Benefiting from experience working with the likes of Sufjan Stevens, Polyphonic Spree, and Bon Iver, Clark’s sound has so many varied influences that somehow merge to create a cacophonous masterpiece. With 2007’s debut Marry Me, we saw Clark’s demure whimsicality; with 2009’s Actor, we were introduced to the more biting side of St. Vincent. Strange Mercy beautifully combines the light with the rough to create an album that floats like a butterfly but stings like a bee (or perhaps a whole swarm of killer bees).
Like her music, Clark is a walking contradiction. Standing small and sweet, you’d never expect the aggression delivered by her vocals and guitar shredding. Meanwhile, her songs employ beautifully fanciful vocals against celestial backdrops that often get slammed by some of the coolest guitar riffs she has put out thus far. With this stark contrast, Strange Mercy delivers song after song of serene vocals against a brutal rock backdrop. The entire album is a fascinating juxtaposition of her beautifully pristine voice against thumping bass and squealing guitars.
In the July-released “Surgeon,” there is an overarching feeling of haunting darkness masked by beauty, which promptly invites a synth keyboard breakdown near the end. “Cruel,” which had a successful music video debut last month, is one of the more accessible tracks on the album, delivering some catchy pop. This track touches on a repeated message throughout the album, that of lament for not being one’s self; with lyrics like “Bodies, can’t you see what everybody wants from you?
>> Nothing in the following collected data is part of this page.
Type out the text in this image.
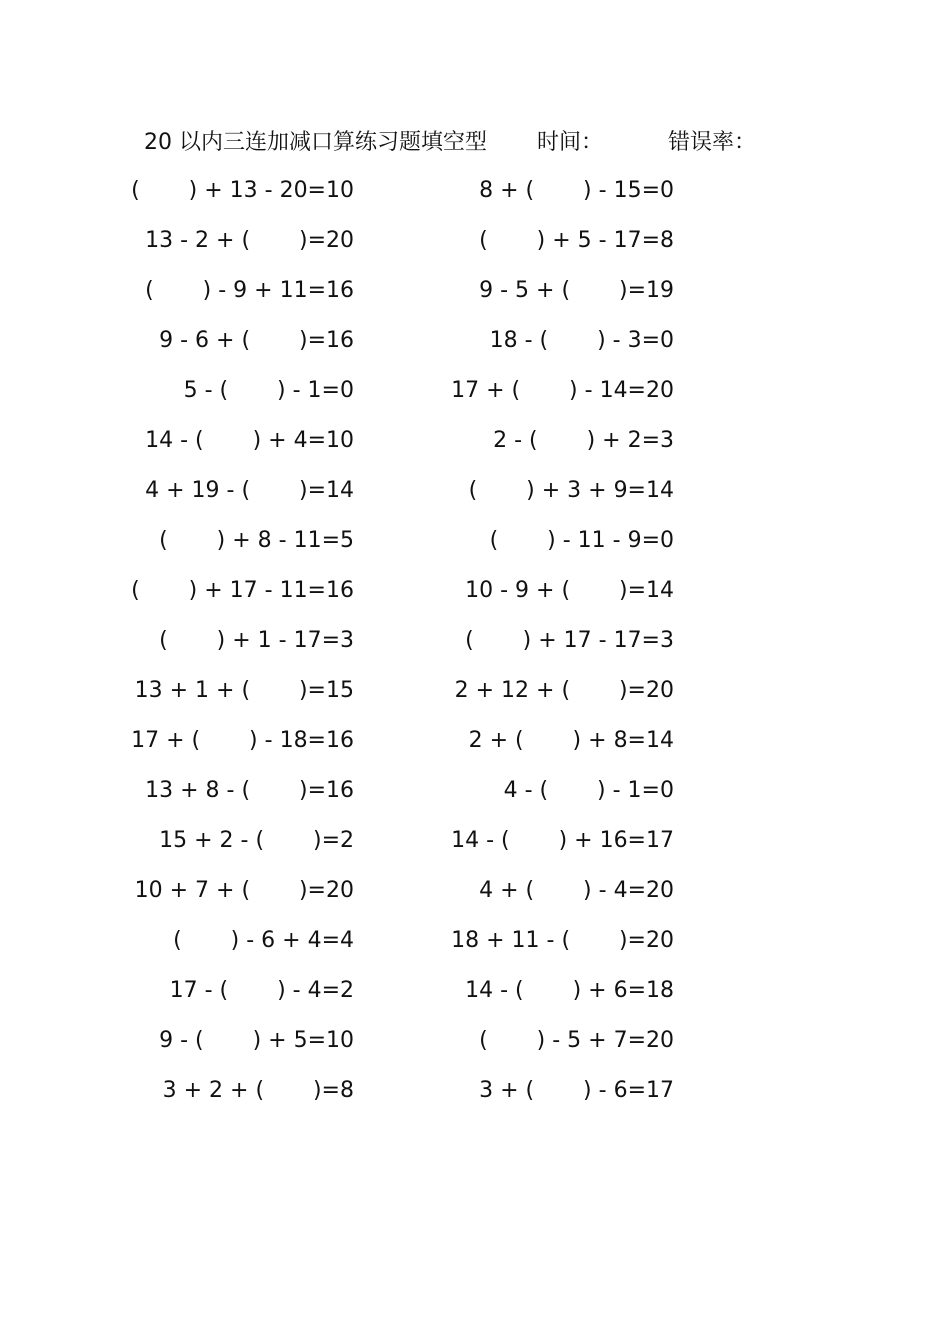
20 以内三连加减口算练习题填空型 时间：	错误率：
(       ) + 13 - 20=10	8 + (       ) - 15=0
13 - 2 + (       )=20	(       ) + 5 - 17=8
(       ) - 9 + 11=16	9 - 5 + (       )=19
9 - 6 + (       )=16	18 - (       ) - 3=0
5 - (       ) - 1=0	17 + (       ) - 14=20
14 - (       ) + 4=10	2 - (       ) + 2=3
4 + 19 - (       )=14	(       ) + 3 + 9=14
(       ) + 8 - 11=5	(       ) - 11 - 9=0
(       ) + 17 - 11=16	10 - 9 + (       )=14
(       ) + 1 - 17=3	(       ) + 17 - 17=3
13 + 1 + (       )=15	2 + 12 + (       )=20
17 + (       ) - 18=16	2 + (       ) + 8=14
13 + 8 - (       )=16	4 - (       ) - 1=0
15 + 2 - (       )=2	14 - (       ) + 16=17
10 + 7 + (       )=20	4 + (       ) - 4=20
(       ) - 6 + 4=4	18 + 11 - (       )=20
17 - (       ) - 4=2	14 - (       ) + 6=18
9 - (       ) + 5=10	(       ) - 5 + 7=20
3 + 2 + (       )=8	3 + (       ) - 6=17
If you could want that, too, then you’ll be happy,” she addresses wanting something different for yourself than what others may want. This sentiment is continued in “Cheerleader,” bemoaning a past ill-spent while now declaring independence. The staccato rhythmic repetition of this track certainly gets lodged in your brain, much like the upbeat nature of “Dilettante.”
For jarringly wistful tracks, take note of the retrospective regret of “Champagne Year” and “Northern Lights.” In the same introspective vein, “Year of the Tiger” provides a social commentary on the country’s debt with lyrics like “Oh, America, can I owe you one?” The opening track “Chloe in the Afternoon” alludes to a story about an adulterous man overcome with conscience amidst a tryst, and is a darker, dizzying track.
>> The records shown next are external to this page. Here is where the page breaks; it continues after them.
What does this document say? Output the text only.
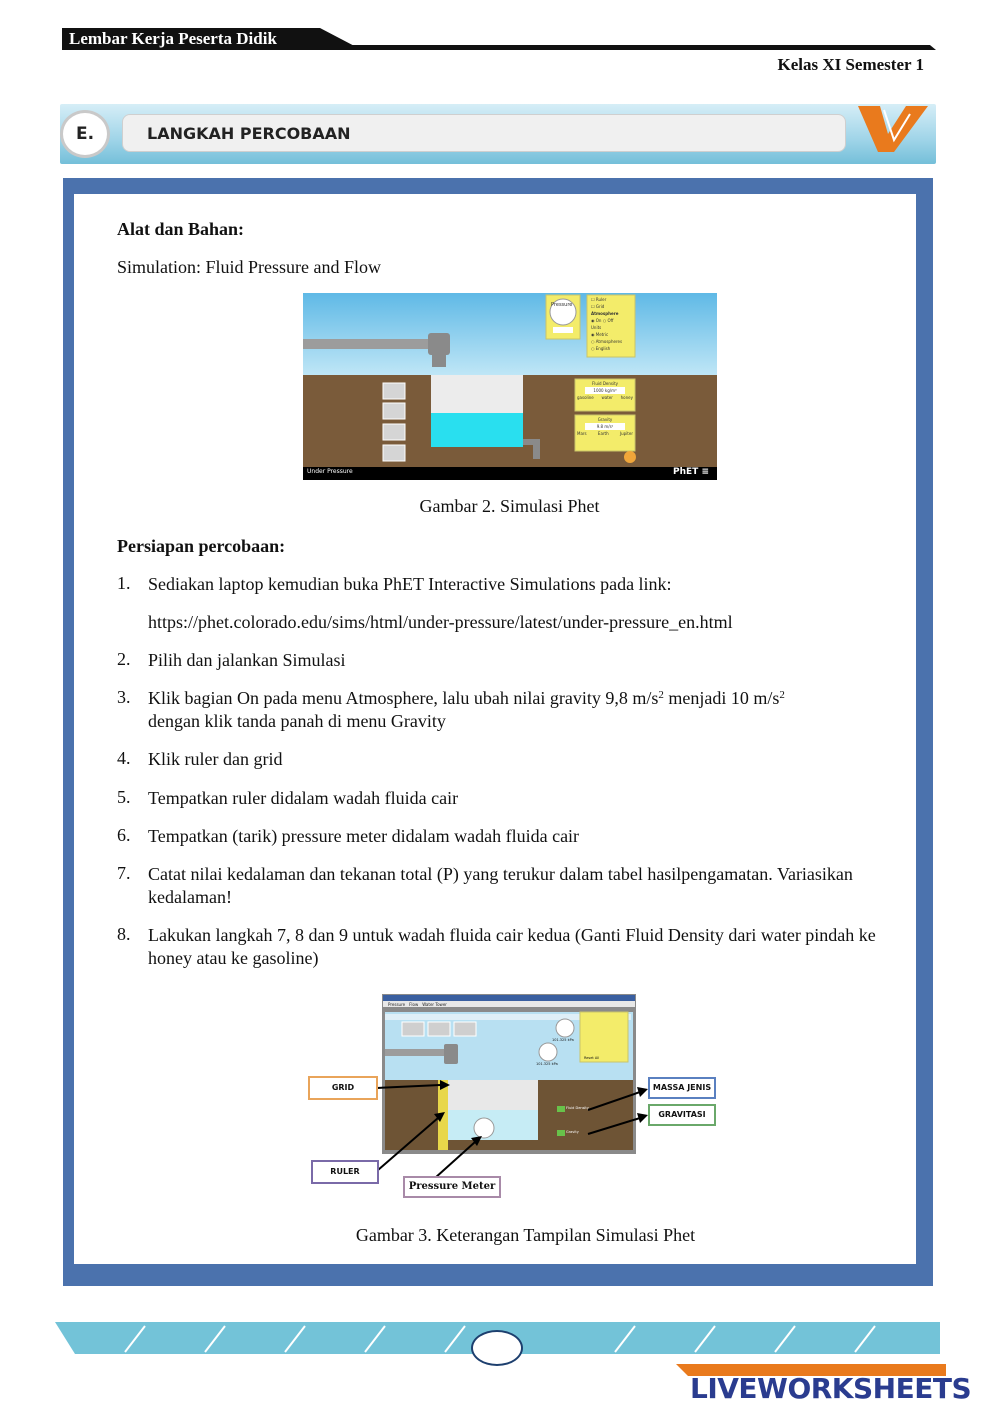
Lembar Kerja Peserta Didik
Kelas XI Semester 1
E.	LANGKAH PERCOBAAN
Alat dan Bahan:
Simulation: Fluid Pressure and Flow
Pressure
☐ Ruler
☐ Grid
Atmosphere
◉ On ○ Off
Units
◉ Metric
○ Atmospheres
○ English
Fluid Density
1000 kg/m³
gasoline water honey
Gravity
9.8 m/s²
Mars	Earth	Jupiter
Under Pressure	PhET ≡
Gambar 2. Simulasi Phet
Persiapan percobaan:
1. Sediakan laptop kemudian buka PhET Interactive Simulations pada link:
https://phet.colorado.edu/sims/html/under-pressure/latest/under-pressure_en.html
2. Pilih dan jalankan Simulasi
3. Klik bagian On pada menu Atmosphere, lalu ubah nilai gravity 9,8 $m/s^2$ menjadi 10 $m/s^2$
dengan klik tanda panah di menu Gravity
4. Klik ruler dan grid
5. Tempatkan ruler didalam wadah fluida cair
6. Tempatkan (tarik) pressure meter didalam wadah fluida cair
7. Catat nilai kedalaman dan tekanan total (P) yang terukur dalam tabel hasilpengamatan. Variasikan kedalaman!
8. Lakukan langkah 7, 8 dan 9 untuk wadah fluida cair kedua (Ganti Fluid Density dari water pindah ke honey atau ke gasoline)
Pressure Flow Water Tower
101.325 kPa
101.325 kPa
Fluid Density
Gravity
Reset All
GRID
RULER
Pressure Meter
MASSA JENIS
GRAVITASI
Gambar 3. Keterangan Tampilan Simulasi Phet
LIVEWORKSHEETS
Overall, this album takes unexpected elements and combines them into a bewilderingly mesmerizing tour de force. It is clear that Clark has mastered her sound in this third album and will undoubtedly receive a well-deserved following. With ease, St. Vincent combines cosmic sounds, chamber pop, and filthy guitar rock to create a sound both so genuine and so mysterious that Strange Mercy can (and should) be played again and again.